Что же еще запомнилось мне из той, уже осмысленной, жизни? Может, вот это. Залезли мы как-то с Севастьяновым в сад Серафимовича, и нас половили там, как мокрых курят. Привели к столику, где писатель с кем-то играл в шахматы.

«Шалыганите?» – спросил он.

«Стараемся!» – почему-то начал дерзить я.

«У вас что, своих садов нет?» – задал вопрос парень, который, глядя на нас, рассеянно покусывал голову королю. Я сразу вспомнил, что наши яблоки мы поели еще зелепупками. И только хотел что-то вразумительное ответить, как Селиван стребульнул через открытую калитку и уже из-за забора крикнул: «Попа, рви!»

«Видишь, какой жидкий на расправу, – сказал Александр Серафимович и вдруг спросил: – А ты хоть в шахматы умеешь играть?»

Я потупился.

«Важно для казака знать, как ходит конь, – с полуулыбкой навсегда сосредоточенно-замкнутом лице продолжил писатель. – А ходит он, батенька, буквой «ге». Понял?»
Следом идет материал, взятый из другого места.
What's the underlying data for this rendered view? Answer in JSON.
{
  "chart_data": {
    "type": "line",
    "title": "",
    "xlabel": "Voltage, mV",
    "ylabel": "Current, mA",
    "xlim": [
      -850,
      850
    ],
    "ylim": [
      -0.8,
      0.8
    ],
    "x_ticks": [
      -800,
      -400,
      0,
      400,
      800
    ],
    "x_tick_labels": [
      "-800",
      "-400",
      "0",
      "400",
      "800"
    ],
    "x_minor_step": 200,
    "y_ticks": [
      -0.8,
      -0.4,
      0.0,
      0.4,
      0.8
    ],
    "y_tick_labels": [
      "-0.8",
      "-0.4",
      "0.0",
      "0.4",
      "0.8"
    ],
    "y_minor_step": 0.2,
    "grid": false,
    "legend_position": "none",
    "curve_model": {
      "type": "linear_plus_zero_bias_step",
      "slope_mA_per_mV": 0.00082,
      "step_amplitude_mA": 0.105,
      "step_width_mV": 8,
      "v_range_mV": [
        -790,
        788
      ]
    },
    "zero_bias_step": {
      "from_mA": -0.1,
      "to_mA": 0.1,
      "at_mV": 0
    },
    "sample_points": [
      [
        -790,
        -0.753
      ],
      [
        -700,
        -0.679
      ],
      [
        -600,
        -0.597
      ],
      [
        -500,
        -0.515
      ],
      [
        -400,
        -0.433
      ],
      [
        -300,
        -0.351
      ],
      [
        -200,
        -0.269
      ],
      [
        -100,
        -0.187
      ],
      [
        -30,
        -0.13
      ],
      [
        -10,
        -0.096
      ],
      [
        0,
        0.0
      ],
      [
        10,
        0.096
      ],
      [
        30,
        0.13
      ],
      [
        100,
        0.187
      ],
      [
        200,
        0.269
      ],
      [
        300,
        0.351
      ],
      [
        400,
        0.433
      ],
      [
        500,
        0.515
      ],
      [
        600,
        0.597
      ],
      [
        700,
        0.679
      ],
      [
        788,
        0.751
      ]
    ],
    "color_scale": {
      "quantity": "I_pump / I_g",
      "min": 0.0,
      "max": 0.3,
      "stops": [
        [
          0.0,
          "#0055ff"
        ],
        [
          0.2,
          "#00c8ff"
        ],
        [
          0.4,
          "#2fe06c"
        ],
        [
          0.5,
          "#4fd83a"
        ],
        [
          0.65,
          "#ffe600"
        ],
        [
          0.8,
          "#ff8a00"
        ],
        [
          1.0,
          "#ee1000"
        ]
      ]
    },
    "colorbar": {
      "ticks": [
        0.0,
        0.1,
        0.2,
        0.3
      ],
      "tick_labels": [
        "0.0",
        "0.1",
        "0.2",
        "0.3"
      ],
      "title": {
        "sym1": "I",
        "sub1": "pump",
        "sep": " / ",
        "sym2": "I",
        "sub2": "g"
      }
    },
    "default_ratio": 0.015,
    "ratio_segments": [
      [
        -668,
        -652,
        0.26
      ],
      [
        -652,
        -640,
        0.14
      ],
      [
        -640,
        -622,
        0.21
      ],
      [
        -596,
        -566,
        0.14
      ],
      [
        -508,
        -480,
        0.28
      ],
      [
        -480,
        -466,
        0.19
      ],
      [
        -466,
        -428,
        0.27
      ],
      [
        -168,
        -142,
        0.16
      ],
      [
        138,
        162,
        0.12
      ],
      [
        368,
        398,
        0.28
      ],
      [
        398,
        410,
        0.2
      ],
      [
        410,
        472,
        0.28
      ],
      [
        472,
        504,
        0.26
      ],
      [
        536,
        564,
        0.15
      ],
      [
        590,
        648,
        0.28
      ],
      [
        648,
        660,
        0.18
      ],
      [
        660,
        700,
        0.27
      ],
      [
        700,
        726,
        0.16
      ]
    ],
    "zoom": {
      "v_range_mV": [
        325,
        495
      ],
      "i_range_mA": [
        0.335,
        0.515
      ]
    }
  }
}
Я мотнул головой и наугад передвинул коня.

Может быть, из меня не вышел бы мастер, но играть прилично я должен был научиться, ибо в тот день пришел домой с клетчатой доской под мышкой, на которой обнаружил заповедь, начертанную на одной крышке рукой писателя: «Прежде, чем комбинировать, научись играть позиционно». Тут-то я и понял, что шахматы не для меня. Нет у меня усидчивости – главного качества любого успеха.

В ту пору впервые побывал я на свадьбе. Выходила замуж моя двоюродная сестра Зина. Я ее любил, поэтому мне было немного обидно, что она уходит к чужому дядьке и даже будет с ним вместе спать. Словом, сидел я за столом со взрослыми с видом невесты, которую выдают за немилого. За окном шла вьюга. За столом – веселье. И только кто-то сказал, что сейчас у нас в стране на каждую женщину приходится шесть мужчин, как кто-то из этой полудюжины, почувствовав себя обделенным, высадил окна в горнице, где кипела свадьба. Орудием хулиганства, как сказал бы профессор права, послужили коромысли, беспечно оставленные кем-то во дворе.